NLC seeks debt pardon, moratorium from development agencies

The Nigeria Labour Congress (NLC) has advocated that Nigeria should be included in the list of countries that should benefit from debt pardon and moratorium.

NLC President Ayuba Wabba who disclosed this in Abuja said the world has never experienced such disruption to health and economy as presented by COVID-19 and called for unity to tackle the challenge.

He said the virus has pushed many countries into a desperate search for funds to cope with rising health emergencies especially with regards to the supply of life supporting medical equipment, protective kits and drugs.

The response of the International Monetary Fund (IMF) at providing debt relief service to 25 poor countries could not have come at a better time, Wabba said.

At its executive board meeting on April 13, 2020, the IMF announced that the gesture, channeled through its revamped Catastrophe Containment and Relief Trust (CCRT), is targeted at addressing the impact of the pandemic.

Last week, the World Bank also announced plans to roll out US$160 billion in emergency aid to countries impacted by the coronavirus including US$14 billion in debt repayments to governments owed by 76 poor countries.

Wabba said: “We call for the inclusion of Nigeria in the beneficiary list for the COVID-19 related debt relief and debt moratorium based on very cogent reasons. Nigeria is facing a dire economic crisis, given the recent plunge in the price of crude oil, Nigeria’s major foreign exchange earner. This has already led to the downsizing of the capital expenditure in the 2020 national budget. 

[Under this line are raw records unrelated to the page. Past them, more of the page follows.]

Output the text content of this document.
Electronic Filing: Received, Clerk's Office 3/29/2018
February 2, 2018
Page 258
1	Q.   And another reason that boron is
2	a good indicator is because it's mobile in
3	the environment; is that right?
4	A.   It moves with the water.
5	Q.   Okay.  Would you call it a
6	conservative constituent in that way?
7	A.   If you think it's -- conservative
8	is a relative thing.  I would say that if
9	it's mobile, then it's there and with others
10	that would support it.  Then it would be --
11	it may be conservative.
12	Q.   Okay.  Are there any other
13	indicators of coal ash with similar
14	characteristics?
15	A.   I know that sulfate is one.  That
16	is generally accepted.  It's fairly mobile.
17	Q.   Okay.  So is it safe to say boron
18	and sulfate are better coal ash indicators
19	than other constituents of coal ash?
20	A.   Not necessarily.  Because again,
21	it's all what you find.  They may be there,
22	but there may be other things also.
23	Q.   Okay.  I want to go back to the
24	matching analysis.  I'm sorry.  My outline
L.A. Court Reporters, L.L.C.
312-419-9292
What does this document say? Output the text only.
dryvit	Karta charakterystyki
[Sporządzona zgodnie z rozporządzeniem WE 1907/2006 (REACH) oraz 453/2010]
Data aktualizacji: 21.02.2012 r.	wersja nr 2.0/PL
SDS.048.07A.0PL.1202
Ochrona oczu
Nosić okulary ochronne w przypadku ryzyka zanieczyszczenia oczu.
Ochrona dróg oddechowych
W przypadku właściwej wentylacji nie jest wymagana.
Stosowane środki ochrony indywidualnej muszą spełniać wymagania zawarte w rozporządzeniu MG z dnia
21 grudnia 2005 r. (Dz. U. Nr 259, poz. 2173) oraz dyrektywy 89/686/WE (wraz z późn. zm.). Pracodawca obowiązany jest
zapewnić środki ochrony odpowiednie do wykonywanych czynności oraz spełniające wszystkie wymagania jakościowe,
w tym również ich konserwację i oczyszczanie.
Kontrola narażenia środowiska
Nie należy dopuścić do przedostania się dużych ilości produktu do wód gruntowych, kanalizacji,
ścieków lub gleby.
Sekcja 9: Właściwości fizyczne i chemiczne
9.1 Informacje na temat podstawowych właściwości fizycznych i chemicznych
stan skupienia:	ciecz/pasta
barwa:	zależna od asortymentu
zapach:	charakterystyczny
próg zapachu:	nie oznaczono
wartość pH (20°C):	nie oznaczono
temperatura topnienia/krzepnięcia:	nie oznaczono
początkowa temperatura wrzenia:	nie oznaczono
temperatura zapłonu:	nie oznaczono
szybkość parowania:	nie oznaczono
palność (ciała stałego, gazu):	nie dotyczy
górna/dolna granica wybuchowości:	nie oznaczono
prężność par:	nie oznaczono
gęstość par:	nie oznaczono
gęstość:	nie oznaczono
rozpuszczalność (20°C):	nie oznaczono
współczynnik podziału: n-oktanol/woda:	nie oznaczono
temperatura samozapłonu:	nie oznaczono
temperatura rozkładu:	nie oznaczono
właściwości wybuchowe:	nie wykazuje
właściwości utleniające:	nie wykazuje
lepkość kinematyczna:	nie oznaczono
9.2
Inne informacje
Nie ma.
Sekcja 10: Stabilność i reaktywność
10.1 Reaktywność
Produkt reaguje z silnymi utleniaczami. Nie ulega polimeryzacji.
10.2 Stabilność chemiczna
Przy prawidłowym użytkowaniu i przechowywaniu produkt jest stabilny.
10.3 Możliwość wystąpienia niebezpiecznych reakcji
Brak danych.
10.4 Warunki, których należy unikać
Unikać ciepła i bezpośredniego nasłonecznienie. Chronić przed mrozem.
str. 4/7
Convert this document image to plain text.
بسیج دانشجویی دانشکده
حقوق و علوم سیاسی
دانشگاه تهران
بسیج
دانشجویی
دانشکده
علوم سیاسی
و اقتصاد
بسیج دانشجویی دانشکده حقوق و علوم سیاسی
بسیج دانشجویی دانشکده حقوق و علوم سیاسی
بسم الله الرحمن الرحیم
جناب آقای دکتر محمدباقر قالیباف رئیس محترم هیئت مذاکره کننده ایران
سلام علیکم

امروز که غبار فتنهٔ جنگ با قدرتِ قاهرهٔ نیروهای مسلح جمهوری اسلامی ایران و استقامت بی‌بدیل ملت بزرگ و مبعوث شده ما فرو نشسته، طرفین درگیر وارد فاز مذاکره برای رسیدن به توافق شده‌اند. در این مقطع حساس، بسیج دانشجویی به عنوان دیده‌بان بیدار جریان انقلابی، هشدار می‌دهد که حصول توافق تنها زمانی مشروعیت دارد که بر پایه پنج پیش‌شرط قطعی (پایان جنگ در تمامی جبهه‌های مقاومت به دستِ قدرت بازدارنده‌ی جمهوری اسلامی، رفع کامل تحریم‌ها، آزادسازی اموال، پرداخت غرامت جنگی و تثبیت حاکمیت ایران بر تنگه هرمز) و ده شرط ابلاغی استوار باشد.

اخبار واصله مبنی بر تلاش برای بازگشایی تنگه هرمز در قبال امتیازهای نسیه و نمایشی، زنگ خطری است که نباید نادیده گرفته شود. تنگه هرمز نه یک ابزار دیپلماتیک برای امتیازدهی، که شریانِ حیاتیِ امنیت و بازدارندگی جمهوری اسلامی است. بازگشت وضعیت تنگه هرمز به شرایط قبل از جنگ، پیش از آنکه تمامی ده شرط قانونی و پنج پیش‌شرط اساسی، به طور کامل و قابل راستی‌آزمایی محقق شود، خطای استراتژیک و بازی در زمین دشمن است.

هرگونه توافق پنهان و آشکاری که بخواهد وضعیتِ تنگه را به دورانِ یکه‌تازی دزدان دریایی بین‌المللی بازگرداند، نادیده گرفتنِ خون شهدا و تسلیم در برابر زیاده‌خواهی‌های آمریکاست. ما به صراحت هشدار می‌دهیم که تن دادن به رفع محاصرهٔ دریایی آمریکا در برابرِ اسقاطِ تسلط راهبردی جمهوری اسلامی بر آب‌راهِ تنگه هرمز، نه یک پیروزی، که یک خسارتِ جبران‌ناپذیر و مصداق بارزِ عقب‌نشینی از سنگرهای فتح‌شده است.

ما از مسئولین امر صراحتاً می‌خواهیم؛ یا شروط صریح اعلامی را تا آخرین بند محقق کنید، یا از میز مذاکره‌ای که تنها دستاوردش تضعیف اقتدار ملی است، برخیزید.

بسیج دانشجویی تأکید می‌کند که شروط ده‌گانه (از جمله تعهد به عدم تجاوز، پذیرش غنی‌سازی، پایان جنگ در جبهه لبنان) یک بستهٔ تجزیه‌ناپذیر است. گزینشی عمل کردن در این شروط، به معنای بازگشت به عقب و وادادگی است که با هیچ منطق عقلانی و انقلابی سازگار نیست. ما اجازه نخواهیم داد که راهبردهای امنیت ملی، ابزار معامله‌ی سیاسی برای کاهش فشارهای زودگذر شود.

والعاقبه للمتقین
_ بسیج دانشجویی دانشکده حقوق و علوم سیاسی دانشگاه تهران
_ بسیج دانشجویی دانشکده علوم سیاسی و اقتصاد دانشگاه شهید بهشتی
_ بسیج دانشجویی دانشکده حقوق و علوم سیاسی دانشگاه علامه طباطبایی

“Second, in December 2019, Nigeria’s external debt hit a 16-year high of US$27 billion with a debt servicing commitment of US$1.5 billion. The fact that Nigeria’s debt servicing is about 5 per cent of our 2020 federal budget and 75 per cent of our external reserves is a signpost that our debt servicing pledges are impracticable and should be re-negotiated. 

“Nigeria is the most populous country in Africa and is a major regional transportation hub. The implication is that a population as large as Nigeria’s with very active citizens could be a major epicentre for future global waves of COVID-19 if very robust and adequate support is not extended to Nigeria to fight and contain the coronavirus pandemic.”

NLC added: “We also believe that the current difficulties instruct our government to always keep a healthy debt profile that can withstand the evil day. While we learn our lessons, we must halt COVID-19. We must re-start our economy. We must pay for essential goods and services. We must recover jobs and income. We must save lives, and we must live again.”